Par : Lucile Payeton

09/05/2019

Un projet de loi, présenté le premier mai dernier devant la Chambre des Représentants à Washington DC, veut aider les auteurs de contenus à pouvoir engager des poursuites judiciaires et défendre leurs intérêts, sans passer par les tribunaux fédéraux.

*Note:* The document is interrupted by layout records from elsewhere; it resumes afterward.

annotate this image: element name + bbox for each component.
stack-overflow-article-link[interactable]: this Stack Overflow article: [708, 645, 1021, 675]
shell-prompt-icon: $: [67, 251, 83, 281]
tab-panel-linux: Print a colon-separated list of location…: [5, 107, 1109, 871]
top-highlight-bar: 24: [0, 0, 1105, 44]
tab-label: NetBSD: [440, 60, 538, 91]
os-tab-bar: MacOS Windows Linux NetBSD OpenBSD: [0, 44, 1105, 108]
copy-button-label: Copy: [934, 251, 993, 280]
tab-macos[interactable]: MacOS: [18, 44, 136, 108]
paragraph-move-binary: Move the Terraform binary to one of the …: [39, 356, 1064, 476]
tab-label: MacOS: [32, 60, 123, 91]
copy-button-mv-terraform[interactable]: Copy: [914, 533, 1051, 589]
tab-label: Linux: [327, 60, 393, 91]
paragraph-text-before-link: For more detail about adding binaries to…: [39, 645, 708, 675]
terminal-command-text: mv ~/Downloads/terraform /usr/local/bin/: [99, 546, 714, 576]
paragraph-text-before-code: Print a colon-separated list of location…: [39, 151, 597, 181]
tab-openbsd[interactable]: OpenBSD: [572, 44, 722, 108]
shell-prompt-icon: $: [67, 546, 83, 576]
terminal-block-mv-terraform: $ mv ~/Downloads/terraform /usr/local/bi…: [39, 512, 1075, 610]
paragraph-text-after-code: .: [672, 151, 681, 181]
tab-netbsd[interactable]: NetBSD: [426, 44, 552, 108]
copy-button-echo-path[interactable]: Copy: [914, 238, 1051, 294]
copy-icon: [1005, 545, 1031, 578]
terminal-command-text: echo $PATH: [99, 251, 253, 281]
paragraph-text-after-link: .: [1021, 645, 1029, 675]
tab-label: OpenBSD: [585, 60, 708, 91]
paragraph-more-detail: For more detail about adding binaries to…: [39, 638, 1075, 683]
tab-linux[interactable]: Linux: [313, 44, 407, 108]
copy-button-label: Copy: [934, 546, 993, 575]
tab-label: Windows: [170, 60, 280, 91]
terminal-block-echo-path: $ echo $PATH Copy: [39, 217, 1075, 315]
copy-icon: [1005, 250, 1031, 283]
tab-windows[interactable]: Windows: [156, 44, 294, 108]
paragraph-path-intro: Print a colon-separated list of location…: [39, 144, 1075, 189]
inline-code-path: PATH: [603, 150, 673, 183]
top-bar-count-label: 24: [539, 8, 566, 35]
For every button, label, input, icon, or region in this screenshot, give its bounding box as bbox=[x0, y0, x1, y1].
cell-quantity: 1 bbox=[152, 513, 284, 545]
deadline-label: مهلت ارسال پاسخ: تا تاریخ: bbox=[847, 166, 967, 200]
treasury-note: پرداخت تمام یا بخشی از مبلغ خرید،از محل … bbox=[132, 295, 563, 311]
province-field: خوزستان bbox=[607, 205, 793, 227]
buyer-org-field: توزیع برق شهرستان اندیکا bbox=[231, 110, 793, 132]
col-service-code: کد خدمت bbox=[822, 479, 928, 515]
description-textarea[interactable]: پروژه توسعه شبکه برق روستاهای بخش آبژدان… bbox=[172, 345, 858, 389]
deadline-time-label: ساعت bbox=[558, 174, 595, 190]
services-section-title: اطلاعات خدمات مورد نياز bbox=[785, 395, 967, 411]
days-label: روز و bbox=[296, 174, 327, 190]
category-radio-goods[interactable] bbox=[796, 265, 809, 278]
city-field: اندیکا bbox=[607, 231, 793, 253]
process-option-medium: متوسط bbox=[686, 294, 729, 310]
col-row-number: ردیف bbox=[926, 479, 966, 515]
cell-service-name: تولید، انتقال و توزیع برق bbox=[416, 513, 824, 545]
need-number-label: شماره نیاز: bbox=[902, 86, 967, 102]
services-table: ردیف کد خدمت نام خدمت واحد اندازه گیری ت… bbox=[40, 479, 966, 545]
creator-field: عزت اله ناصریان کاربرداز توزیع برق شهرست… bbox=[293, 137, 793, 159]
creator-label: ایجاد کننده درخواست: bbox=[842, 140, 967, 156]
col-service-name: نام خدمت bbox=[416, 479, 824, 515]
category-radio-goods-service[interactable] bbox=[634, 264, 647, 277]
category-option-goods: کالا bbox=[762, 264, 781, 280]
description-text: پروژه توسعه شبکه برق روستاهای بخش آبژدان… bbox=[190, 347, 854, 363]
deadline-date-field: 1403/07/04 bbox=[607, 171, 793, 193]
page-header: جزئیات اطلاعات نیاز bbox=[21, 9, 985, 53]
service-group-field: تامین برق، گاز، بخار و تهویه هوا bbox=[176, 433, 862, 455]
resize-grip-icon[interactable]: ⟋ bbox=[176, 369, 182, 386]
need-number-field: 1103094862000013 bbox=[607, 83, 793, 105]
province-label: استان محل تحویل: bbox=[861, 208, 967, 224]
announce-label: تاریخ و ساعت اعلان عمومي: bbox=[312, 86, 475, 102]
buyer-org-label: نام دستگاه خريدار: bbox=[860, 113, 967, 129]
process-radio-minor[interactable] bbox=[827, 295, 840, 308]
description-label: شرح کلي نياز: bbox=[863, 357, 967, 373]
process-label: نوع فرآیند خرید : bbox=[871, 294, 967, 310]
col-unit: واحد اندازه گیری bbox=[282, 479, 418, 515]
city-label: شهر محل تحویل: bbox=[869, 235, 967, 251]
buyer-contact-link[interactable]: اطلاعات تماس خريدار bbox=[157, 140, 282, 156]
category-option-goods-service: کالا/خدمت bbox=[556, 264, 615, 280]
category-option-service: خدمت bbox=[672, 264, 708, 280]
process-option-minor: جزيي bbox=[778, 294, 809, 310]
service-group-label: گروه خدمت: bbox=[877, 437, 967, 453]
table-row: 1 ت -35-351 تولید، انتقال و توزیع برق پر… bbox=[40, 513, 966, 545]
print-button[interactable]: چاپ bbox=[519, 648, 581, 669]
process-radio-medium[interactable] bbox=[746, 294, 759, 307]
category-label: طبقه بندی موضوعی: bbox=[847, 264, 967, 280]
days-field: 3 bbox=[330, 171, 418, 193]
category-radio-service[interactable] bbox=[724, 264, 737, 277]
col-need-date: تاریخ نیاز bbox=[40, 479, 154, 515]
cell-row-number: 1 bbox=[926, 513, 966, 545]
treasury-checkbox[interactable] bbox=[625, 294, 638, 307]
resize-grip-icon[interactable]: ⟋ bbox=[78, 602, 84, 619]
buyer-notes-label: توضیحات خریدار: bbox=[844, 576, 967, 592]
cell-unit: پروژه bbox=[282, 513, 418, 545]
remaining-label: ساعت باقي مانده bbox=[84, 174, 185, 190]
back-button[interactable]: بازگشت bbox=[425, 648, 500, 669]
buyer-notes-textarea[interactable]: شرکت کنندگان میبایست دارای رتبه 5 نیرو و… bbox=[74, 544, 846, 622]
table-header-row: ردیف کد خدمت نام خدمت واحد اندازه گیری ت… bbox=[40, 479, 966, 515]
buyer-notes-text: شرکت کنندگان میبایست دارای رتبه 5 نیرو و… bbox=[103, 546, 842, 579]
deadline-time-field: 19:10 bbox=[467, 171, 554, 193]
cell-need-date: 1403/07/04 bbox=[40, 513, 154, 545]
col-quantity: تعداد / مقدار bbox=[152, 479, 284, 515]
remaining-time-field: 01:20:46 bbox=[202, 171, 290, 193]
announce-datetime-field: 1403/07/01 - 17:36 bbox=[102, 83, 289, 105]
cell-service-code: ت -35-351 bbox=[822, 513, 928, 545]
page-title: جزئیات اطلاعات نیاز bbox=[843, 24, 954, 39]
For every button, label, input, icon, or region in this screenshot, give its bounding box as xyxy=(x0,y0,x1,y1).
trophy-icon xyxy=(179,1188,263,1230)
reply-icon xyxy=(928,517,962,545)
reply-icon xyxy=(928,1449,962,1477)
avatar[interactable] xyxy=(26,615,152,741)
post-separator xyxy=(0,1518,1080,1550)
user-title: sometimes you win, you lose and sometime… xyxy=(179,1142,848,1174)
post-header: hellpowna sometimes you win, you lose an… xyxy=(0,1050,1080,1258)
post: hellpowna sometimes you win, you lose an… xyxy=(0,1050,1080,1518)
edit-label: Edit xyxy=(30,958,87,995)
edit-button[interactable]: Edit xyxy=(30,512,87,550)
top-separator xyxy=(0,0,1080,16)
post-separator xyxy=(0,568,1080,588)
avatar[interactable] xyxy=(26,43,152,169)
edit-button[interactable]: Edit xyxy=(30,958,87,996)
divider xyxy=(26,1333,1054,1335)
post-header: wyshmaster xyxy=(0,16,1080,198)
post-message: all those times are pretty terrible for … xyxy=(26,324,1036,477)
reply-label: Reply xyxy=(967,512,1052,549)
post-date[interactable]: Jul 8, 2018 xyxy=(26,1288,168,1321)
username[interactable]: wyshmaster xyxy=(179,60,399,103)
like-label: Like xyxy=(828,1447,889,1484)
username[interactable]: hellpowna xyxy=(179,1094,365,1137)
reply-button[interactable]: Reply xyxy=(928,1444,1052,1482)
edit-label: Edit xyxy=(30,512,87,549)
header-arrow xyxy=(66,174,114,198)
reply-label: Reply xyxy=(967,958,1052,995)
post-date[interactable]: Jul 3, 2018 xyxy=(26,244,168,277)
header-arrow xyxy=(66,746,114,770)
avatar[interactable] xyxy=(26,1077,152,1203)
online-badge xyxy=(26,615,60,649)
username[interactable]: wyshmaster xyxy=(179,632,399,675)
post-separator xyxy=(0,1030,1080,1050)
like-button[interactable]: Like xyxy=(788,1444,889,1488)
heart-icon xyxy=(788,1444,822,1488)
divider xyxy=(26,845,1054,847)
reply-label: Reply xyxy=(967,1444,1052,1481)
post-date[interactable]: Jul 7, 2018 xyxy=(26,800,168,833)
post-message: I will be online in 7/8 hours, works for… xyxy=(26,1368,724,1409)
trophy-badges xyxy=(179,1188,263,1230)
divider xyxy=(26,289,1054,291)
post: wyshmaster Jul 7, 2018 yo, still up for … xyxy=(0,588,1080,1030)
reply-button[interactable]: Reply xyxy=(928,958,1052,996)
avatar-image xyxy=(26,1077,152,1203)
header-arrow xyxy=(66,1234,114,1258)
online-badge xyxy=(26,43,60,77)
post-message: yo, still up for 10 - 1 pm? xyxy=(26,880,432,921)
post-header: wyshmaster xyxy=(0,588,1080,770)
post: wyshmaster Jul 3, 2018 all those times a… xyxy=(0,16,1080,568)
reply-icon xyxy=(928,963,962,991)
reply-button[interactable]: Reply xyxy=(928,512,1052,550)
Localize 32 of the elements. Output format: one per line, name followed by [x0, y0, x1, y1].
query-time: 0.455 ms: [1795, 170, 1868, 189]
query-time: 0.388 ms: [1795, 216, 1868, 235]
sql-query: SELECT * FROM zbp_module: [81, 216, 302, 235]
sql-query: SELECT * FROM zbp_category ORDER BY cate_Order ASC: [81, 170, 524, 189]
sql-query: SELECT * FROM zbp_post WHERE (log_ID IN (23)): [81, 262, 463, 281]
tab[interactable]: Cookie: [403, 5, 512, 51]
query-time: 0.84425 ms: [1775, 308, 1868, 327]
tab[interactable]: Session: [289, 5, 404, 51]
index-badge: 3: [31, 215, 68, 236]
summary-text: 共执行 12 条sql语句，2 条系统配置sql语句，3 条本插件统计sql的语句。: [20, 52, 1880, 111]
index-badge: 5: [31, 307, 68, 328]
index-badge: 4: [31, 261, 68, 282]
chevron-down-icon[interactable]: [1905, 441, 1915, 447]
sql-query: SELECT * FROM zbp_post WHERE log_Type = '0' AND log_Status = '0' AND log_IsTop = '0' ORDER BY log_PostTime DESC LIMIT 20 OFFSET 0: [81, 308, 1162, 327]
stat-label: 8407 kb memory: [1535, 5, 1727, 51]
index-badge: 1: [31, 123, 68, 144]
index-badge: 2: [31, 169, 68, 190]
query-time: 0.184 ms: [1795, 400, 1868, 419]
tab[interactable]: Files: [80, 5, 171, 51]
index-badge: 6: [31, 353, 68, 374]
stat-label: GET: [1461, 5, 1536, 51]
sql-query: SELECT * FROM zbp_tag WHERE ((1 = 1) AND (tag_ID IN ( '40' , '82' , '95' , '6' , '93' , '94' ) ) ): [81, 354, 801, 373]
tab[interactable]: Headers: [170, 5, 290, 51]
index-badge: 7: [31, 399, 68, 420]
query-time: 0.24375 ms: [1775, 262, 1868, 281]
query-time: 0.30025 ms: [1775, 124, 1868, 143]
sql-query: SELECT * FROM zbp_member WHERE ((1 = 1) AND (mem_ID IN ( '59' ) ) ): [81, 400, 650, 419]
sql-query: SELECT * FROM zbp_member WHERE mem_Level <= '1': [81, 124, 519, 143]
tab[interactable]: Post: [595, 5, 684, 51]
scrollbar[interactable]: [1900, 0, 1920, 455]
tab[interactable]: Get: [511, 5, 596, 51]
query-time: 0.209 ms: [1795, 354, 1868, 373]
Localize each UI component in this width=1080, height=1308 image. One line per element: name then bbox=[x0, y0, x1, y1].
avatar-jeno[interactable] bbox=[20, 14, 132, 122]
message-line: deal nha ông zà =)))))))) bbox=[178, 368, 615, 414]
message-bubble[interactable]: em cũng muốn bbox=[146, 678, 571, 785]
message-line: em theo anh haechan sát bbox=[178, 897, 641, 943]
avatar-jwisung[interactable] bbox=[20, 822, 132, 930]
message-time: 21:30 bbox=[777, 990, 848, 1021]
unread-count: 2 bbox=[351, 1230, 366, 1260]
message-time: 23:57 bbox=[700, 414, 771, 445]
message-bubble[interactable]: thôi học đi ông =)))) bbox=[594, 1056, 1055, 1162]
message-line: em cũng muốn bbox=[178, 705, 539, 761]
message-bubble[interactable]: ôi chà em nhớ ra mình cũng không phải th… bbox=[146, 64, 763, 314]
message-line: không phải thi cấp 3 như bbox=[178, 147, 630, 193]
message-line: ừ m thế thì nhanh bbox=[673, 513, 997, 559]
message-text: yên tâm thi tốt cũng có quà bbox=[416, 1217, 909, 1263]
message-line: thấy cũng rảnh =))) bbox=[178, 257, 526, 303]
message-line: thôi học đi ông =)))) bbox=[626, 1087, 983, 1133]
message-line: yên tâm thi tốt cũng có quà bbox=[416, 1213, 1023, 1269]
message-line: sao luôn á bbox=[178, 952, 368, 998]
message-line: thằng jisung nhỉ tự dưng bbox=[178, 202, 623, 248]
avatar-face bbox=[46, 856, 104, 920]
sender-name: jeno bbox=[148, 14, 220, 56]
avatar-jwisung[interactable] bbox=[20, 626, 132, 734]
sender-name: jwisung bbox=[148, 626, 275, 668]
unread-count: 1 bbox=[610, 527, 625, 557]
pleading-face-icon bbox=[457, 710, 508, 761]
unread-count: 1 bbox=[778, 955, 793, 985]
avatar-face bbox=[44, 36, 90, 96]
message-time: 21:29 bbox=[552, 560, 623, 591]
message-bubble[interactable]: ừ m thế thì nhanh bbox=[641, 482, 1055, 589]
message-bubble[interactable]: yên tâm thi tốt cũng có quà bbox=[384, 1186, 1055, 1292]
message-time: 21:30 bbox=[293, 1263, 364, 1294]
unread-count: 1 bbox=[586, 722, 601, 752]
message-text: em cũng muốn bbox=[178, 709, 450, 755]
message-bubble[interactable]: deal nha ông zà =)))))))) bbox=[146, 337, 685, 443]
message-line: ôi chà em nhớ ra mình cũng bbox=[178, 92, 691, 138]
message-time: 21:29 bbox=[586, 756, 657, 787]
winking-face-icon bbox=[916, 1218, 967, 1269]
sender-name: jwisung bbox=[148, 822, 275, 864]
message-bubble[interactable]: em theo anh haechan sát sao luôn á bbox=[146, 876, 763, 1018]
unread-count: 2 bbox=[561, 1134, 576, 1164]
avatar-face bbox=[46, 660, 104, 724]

La Copyright Alliance (organisation à but non-lucratif qui représente les créateurs artistiques et s’implique dans la défense du droit d’auteur) explique que cette loi permettrait la création d’une Commission des revendications du droit d’auteur (Copyright Claims Board, CCB), aussi surnommée Cour des petites créances, au sein même du Bureau du droit d’auteur.
 
Les auteurs et autres créateurs pourront ainsi se présenter devant cette commission en cas de litiges, en alternative aux cours fédérales et aux procédures de réclamations trop coûteuses pour une majorité d’artistes aux États-Unis. 
 
La loi CASE (ou Copyright Alternative in Small-Claims Enforcement Act of 2019) vise à simplifier les procédures de réclamations, qui seraient moins officielles et moins exigeantes qu’en passant par le système judiciaire fédéral. Les coûts seraient réduits par la gestion des poursuites à distance et l'absence d’avocats, si les parties le choisissent. Les dommages et intérêts totaux pourraient aller jusqu’à la somme de 30 000 dollars maximum (près de 27 000 euros), et 15 000 dollars (environ 13 400 euros) par oeuvre piratée. 
 
Un tel projet de loi avait été présenté en octobre 2017, sans qu'aucune suite ne lui ait été donnée. 
 
Le soutien des associations et organismes d’auteurs 
 
Dans un communiqué du 30 avril dernier, l’Authors Guild (association d’auteurs américains) a d’abord fait part de son soutien au texte, insistant sur la nécessité de voir ce projet aboutir : 
 
« Depuis plus d'une décennie, l'Authors Guild plaide en faveur de la création d'une Cour des petites créances en matière de droit d'auteur. Avec les nombreuses menaces qui pèsent aujourd'hui sur les auteurs - en particulier la prolifération du piratage numérique à grande échelle - la Cour des petites créances est plus nécessaire que jamais. Les auteurs et les autres créateurs n'ont pas les moyens d'engager des poursuites devant les tribunaux fédéraux parce que le coût des litiges dépasse largement la valeur de la plupart des réclamations relatives au droit d’auteur. […] Nous espérons que cela va changer ». 
 
L’APP (Association of American Publishers, association des éditeurs américains) a elle aussi exprimé son soutien au projet de loi. Dans un communiqué diffusé le 1er mai dernier, elle affirme ainsi : 
 
« L'AAP plaide depuis longtemps en faveur d'un système de droit d'auteur moderne et efficace qui fonctionne pour toutes les parties prenantes de l'économie créative, offrant des droits significatifs et des remèdes concrets aux créateurs, grands et petits. En créant un cadre volontaire et équilibré pour le règlement des différends relatifs aux droits d'auteur dans le cadre des petites créances, la Loi CASE franchit une étape importante à cet égard en reconnaissant et en protégeant les investissements et les contributions créatives d'innombrables titulaires de droits d'auteur qui ne peuvent se permettre d'avoir accès aux tribunaux fédéraux. »
 
Le soutien des politiques 
 
De nombreuses associations et organisations se sont jointes au mouvement lancé par l’organisation Copyright Alliance, dont l’association des éditeurs américains et l’Authors Guild ainsi, qu'entre autres, la National Writers Union (associations d’auteurs, rédacteurs, journalistes et fournisseurs de contenus web américains), la Science Fiction and Fantasy Writers of America, la Horror Writers Association, l’American Society of Journalists and Authors. 
 
Au sein de la classe politique, la loi CASE bénéficie du soutien de Sénateurs et Représentants issus des deux partis les plus importants du panorama politique américain, les Démocrates et les Républicains. Face aux critiques, le Représentant démocrate Hakeem Jeffries soutient que : « La création de la Commission des revendications du droit d'auteur est essentielle pour la classe moyenne créative qui mérite de bénéficier des fruits de son travail. […] La loi CASE permettra aux créateurs de faire respecter le contenu protégé par le droit d'auteur d'une manière équitable, opportune et abordable ».